Volunteer farmhands needed
- Post-quake, the rural populace does not have enough food stocks and is reeling under deaths and injuries. It is high time the government came up with plans for providing them with volunteer farmhands
May 22, 2015-
The historic village of Dharmasthali, which lies three miles northwest of Balaju, lies devastated. The Great Earthquake has almost entirely ruined the hilltop settlement, along with its main bazaar area. Some 200 houses that once stood on a picturesque hill now lie in ruins. A villager said that 15 dead bodies, mostly of women and children, have been recovered from the debris so far, while the search continues for the few missing ones.
Some aid did reach the village post-quake, even if the amounts were scanty and arrived late. It took three weeks for relief to reach some of the villagers there, and all they got were a small package of rice, a blanket, a mosquito net and a few other things. Kancha Maharjan, a Dharmasthali resident, was waiting anxiously in queue with his fellow villagers in a chautara to receive relief when the Post reached the village earlier this week. “It’s still better than not having anything,” said Maharjan, looking at the measly amount of essentials that his fellow villagers were receiving. Maharjan knew that he and his extended family members could not survive on such amounts of aid forever. His family members have already resumed farm work—forgetting everything that happened recently as it were a bad dream—to avoid future hunger. Farming still remains the primary source of livelihood for the people of Dharmasthali, as a majority of households belong to the Jyapu community, a Newar farming community primarily residing in the Valley.

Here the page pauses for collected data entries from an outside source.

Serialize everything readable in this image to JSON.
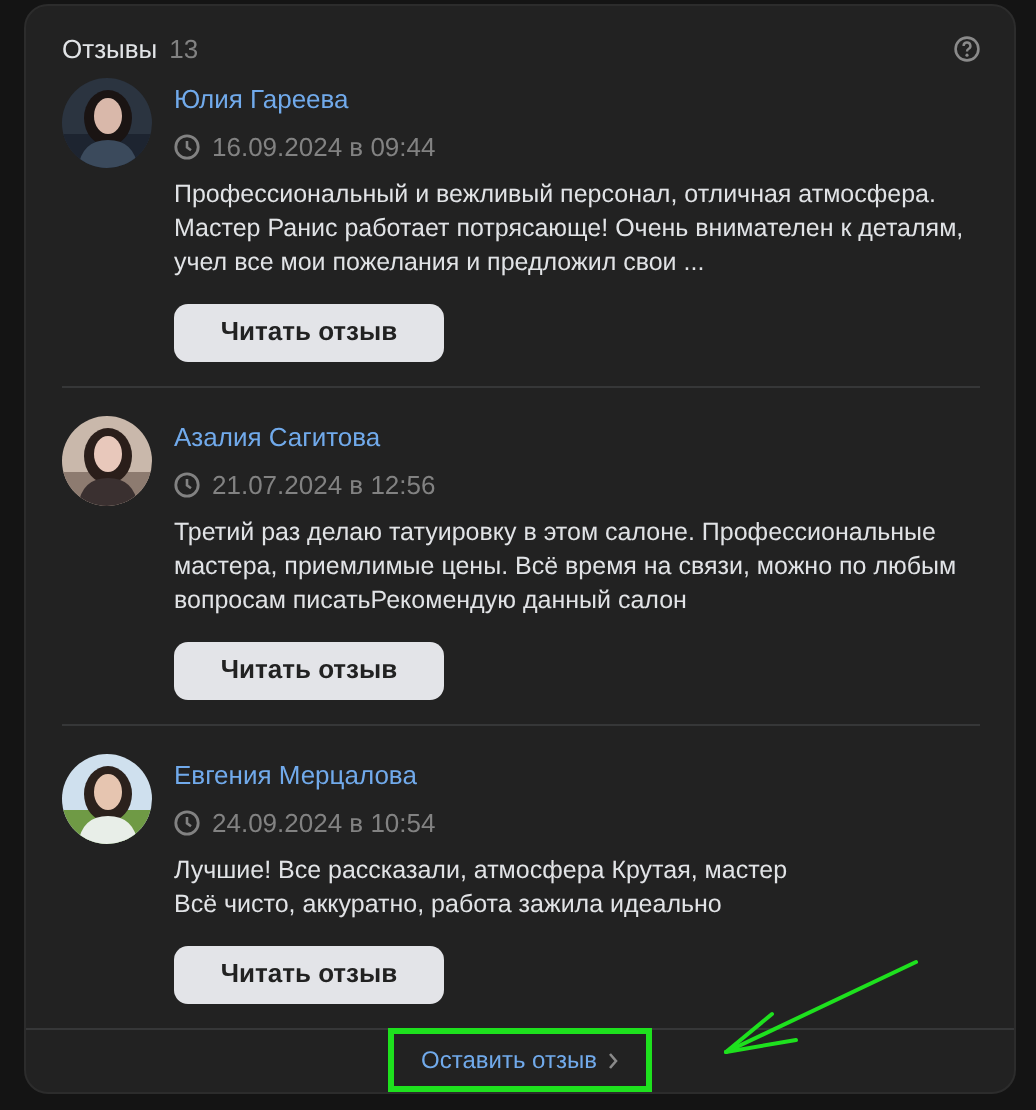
{
  "header": {
    "title": "Отзывы",
    "count": "13"
  },
  "reviews": [
    {
      "author": "Юлия Гареева",
      "date": "16.09.2024 в 09:44",
      "text": "Профессиональный и вежливый персонал, отличная атмосфера. Мастер Ранис работает потрясающе! Очень внимателен к деталям, учел все мои пожелания и предложил свои ...",
      "button": "Читать отзыв"
    },
    {
      "author": "Азалия Сагитова",
      "date": "21.07.2024 в 12:56",
      "text": "Третий раз делаю татуировку в этом салоне. Профессиональные мастера, приемлимые цены. Всё время на связи, можно по любым вопросам писатьРекомендую данный салон",
      "button": "Читать отзыв"
    },
    {
      "author": "Евгения Мерцалова",
      "date": "24.09.2024 в 10:54",
      "text": "Лучшие! Все рассказали, атмосфера Крутая, мастер\nВсё чисто, аккуратно, работа зажила идеально",
      "button": "Читать отзыв"
    }
  ],
  "footer": {
    "link": "Оставить отзыв",
    "highlighted": true
  }
}
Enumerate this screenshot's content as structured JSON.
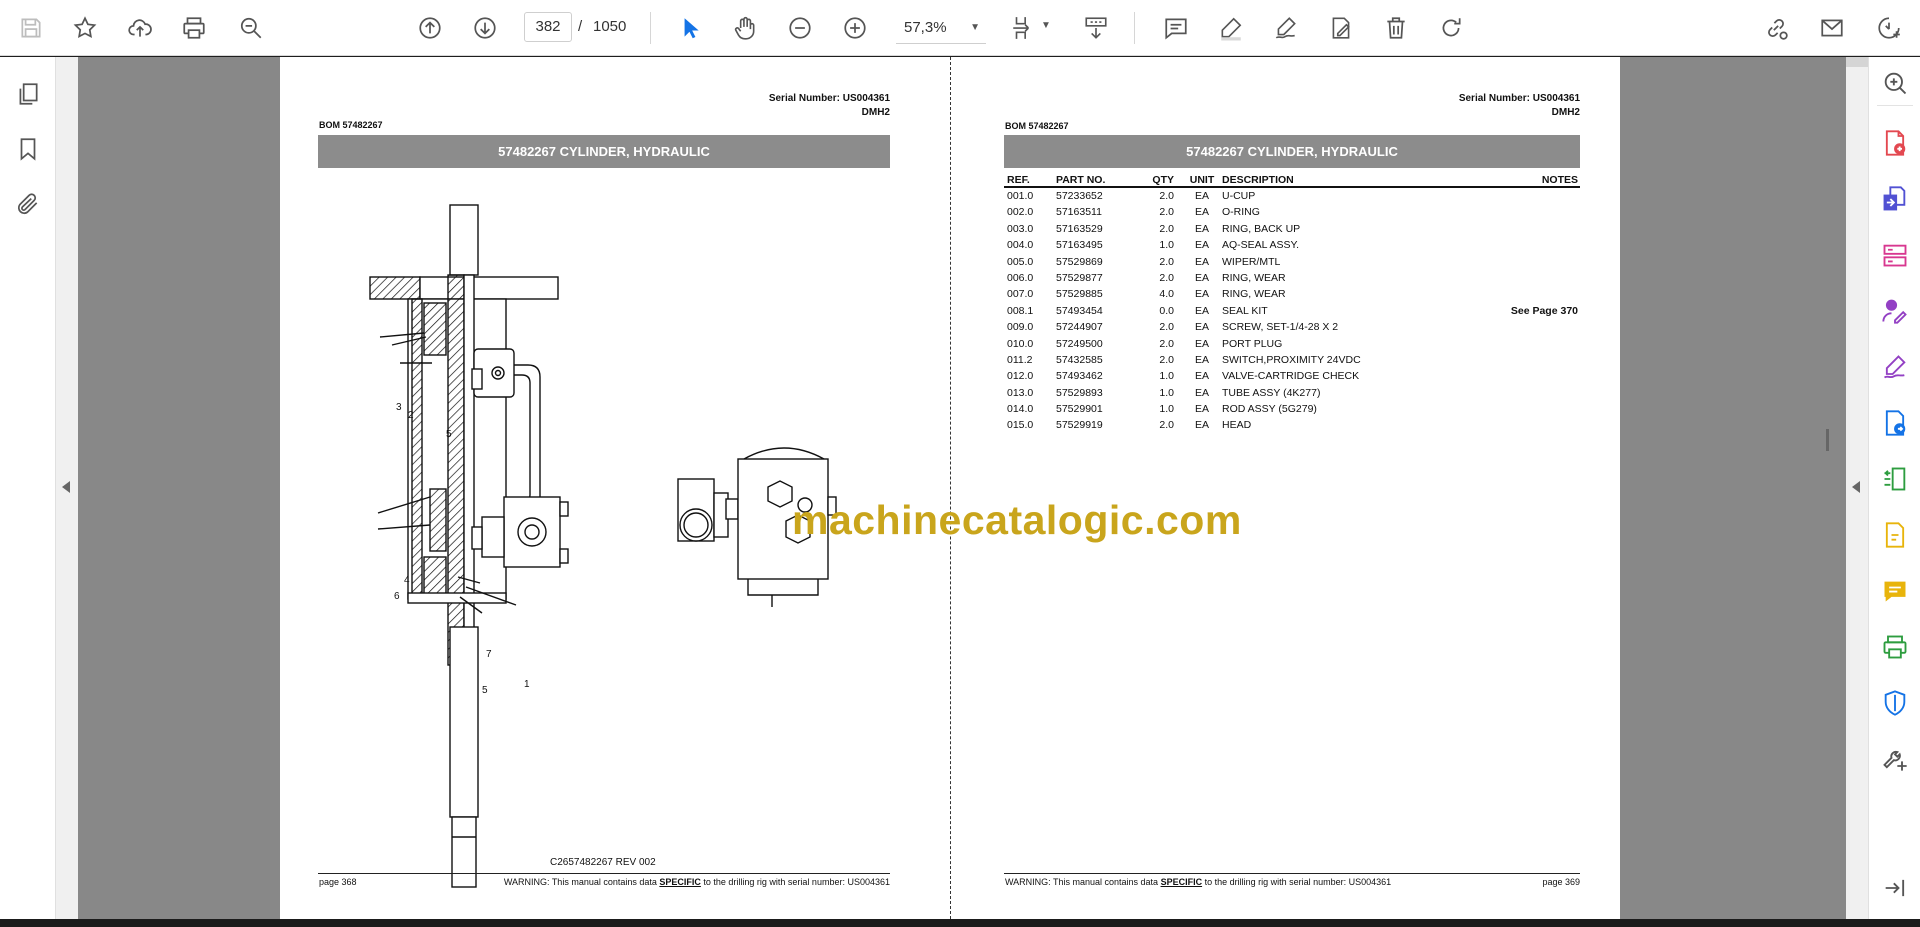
{
  "toolbar": {
    "current_page": "382",
    "page_separator": "/",
    "total_pages": "1050",
    "zoom": "57,3%"
  },
  "left_page": {
    "serial": "Serial Number: US004361",
    "model": "DMH2",
    "bom": "BOM 57482267",
    "title": "57482267 CYLINDER, HYDRAULIC",
    "drawing_caption": "C2657482267 REV 002",
    "page_label": "page 368",
    "warning_prefix": "WARNING:  This manual contains data ",
    "warning_emph": "SPECIFIC",
    "warning_suffix": " to the drilling rig with serial number: US004361",
    "callouts": [
      "3",
      "2",
      "5",
      "4",
      "6",
      "7",
      "5",
      "1"
    ]
  },
  "right_page": {
    "serial": "Serial Number: US004361",
    "model": "DMH2",
    "bom": "BOM 57482267",
    "title": "57482267 CYLINDER, HYDRAULIC",
    "page_label": "page 369",
    "warning_prefix": "WARNING:  This manual contains data ",
    "warning_emph": "SPECIFIC",
    "warning_suffix": " to the drilling rig with serial number: US004361",
    "table": {
      "headers": {
        "ref": "REF.",
        "part": "PART NO.",
        "qty": "QTY",
        "unit": "UNIT",
        "desc": "DESCRIPTION",
        "notes": "NOTES"
      },
      "rows": [
        {
          "ref": "001.0",
          "part": "57233652",
          "qty": "2.0",
          "unit": "EA",
          "desc": "U-CUP",
          "notes": ""
        },
        {
          "ref": "002.0",
          "part": "57163511",
          "qty": "2.0",
          "unit": "EA",
          "desc": "O-RING",
          "notes": ""
        },
        {
          "ref": "003.0",
          "part": "57163529",
          "qty": "2.0",
          "unit": "EA",
          "desc": "RING, BACK UP",
          "notes": ""
        },
        {
          "ref": "004.0",
          "part": "57163495",
          "qty": "1.0",
          "unit": "EA",
          "desc": "AQ-SEAL ASSY.",
          "notes": ""
        },
        {
          "ref": "005.0",
          "part": "57529869",
          "qty": "2.0",
          "unit": "EA",
          "desc": "WIPER/MTL",
          "notes": ""
        },
        {
          "ref": "006.0",
          "part": "57529877",
          "qty": "2.0",
          "unit": "EA",
          "desc": "RING, WEAR",
          "notes": ""
        },
        {
          "ref": "007.0",
          "part": "57529885",
          "qty": "4.0",
          "unit": "EA",
          "desc": "RING, WEAR",
          "notes": ""
        },
        {
          "ref": "008.1",
          "part": "57493454",
          "qty": "0.0",
          "unit": "EA",
          "desc": "SEAL KIT",
          "notes": "See Page 370"
        },
        {
          "ref": "009.0",
          "part": "57244907",
          "qty": "2.0",
          "unit": "EA",
          "desc": "SCREW, SET-1/4-28 X 2",
          "notes": ""
        },
        {
          "ref": "010.0",
          "part": "57249500",
          "qty": "2.0",
          "unit": "EA",
          "desc": "PORT PLUG",
          "notes": ""
        },
        {
          "ref": "011.2",
          "part": "57432585",
          "qty": "2.0",
          "unit": "EA",
          "desc": "SWITCH,PROXIMITY 24VDC",
          "notes": ""
        },
        {
          "ref": "012.0",
          "part": "57493462",
          "qty": "1.0",
          "unit": "EA",
          "desc": "VALVE-CARTRIDGE CHECK",
          "notes": ""
        },
        {
          "ref": "013.0",
          "part": "57529893",
          "qty": "1.0",
          "unit": "EA",
          "desc": "TUBE ASSY (4K277)",
          "notes": ""
        },
        {
          "ref": "014.0",
          "part": "57529901",
          "qty": "1.0",
          "unit": "EA",
          "desc": "ROD ASSY (5G279)",
          "notes": ""
        },
        {
          "ref": "015.0",
          "part": "57529919",
          "qty": "2.0",
          "unit": "EA",
          "desc": "HEAD",
          "notes": ""
        }
      ]
    }
  },
  "watermark": "machinecatalogic.com",
  "icons": {
    "toolbar": [
      "save-icon",
      "bookmark-star-icon",
      "upload-icon",
      "print-icon",
      "zoom-search-icon",
      "page-up-icon",
      "page-down-icon",
      "select-cursor-icon",
      "hand-pan-icon",
      "zoom-out-icon",
      "zoom-in-icon",
      "fit-page-icon",
      "scroll-mode-icon",
      "comment-icon",
      "highlight-pen-icon",
      "draw-signature-icon",
      "fill-sign-icon",
      "delete-icon",
      "rotate-icon",
      "share-link-icon",
      "email-icon",
      "account-add-icon"
    ],
    "left_rail": [
      "pages-thumbnail-icon",
      "bookmarks-icon",
      "attachments-icon"
    ],
    "right_rail": [
      "zoom-search-icon",
      "create-pdf-icon",
      "export-pdf-icon",
      "organize-pages-icon",
      "request-signatures-icon",
      "fill-sign-icon",
      "send-review-icon",
      "compress-icon",
      "comment-tool-icon",
      "stamp-comment-icon",
      "print-production-icon",
      "protect-icon",
      "more-tools-icon",
      "collapse-panel-icon"
    ]
  },
  "colors": {
    "watermark": "#c9a51c",
    "title_bar": "#8c8c8c",
    "accent_blue": "#1473e6"
  }
}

But many other families in the neighbourhood look unprepared to resume farming, as they are yet to recover from the loss of their loved ones, or are busy nursing those who sustained injuries during the quake. And with less than a week left for the monsoon to start, thousands of families affected by the earthquake across the country may not be able to resume work in the fields like those in Dharmasthali.
If this scenario were to play out, then thousands throughout the country will remain dependent on relief aid throughout the year. In other words, the government, aid agencies and volunteers will have to take care of the affected families till the next harvest and make sure that they don’t perish of hunger.
But there is a way to avert this disaster, or at least minimise it. And no one but an army of young and willing volunteers can achieve it—by becoming farmhands and participating in the ongoing seasonal harvest as well the paddy plantation, which will start in a few weeks’ time.
Providing free agricultural labour to the needy families right now would not only help them stand on their own feet, but also save the government, aid agencies and volunteers from taking care of their future necessities. To make this more effective, the government and the aid agencies could further assist the affected families by providing them free seeds and chemical fertilisers. In hilly areas, which is also where all the earthquake-affected districts lie, it is human labour that is primarily used in farming, as machines hardly have any presence in these places.
“Providing the farming communities with volunteer farmhands at the moment would make a big difference in their lives because it would make them less dependent on others,” says Ganesh Gurung, an expert on labour and migration. Agriculture is the lifeline of the Nepali economy: 66 percent of the country’s total population is engaged in it, and agriculture constitutes about 34.7 percent of the Gross Domestic Product, according to the Economic Survey 2069/70.
Experts further stress that there would be no shortage of volunteers who should be willing to offer labour-help to the affected families if the government were to take the initiative. Estimates show that around 50,000 youth are volunteering in relief-distribution operations throughout the country on their own and on behalf of various NGOs and INGOs. All that the government needs to do is to tap these young volunteers and redirect their attention to donating labour.
As it is, the government already has plans to mobilise around 100,000 young volunteers for reconstruction work in the next few months. It plans to deploy them in the thousands to each affected district. But the government is not thinking beyond reconstruction for now.
“Although getting the agricultural sector back on track is part of the government’s overall plans and policies, no separate policy for post-quake agriculture management exists, “ says Laxmi Dhakal, spokesperson of the Ministry of Home Affairs. But going by the latest data brought out by the Ministry of Agriculture (MoAD) on the impact of the quake on the farming sector, assigning volunteers to the affected districts seems to be a wise option. The MoAD has said that food stocks worth roughly around Rs 10.11 billion have been lost due to the earthquake in the 14 most-affected districts. “With food stocks buried under the rubble, the large number of dead and injured family members and lack of substantial aid, it would be a gross mistake to assume that these affected people can fend for themselves in the coming months,” says Gurung.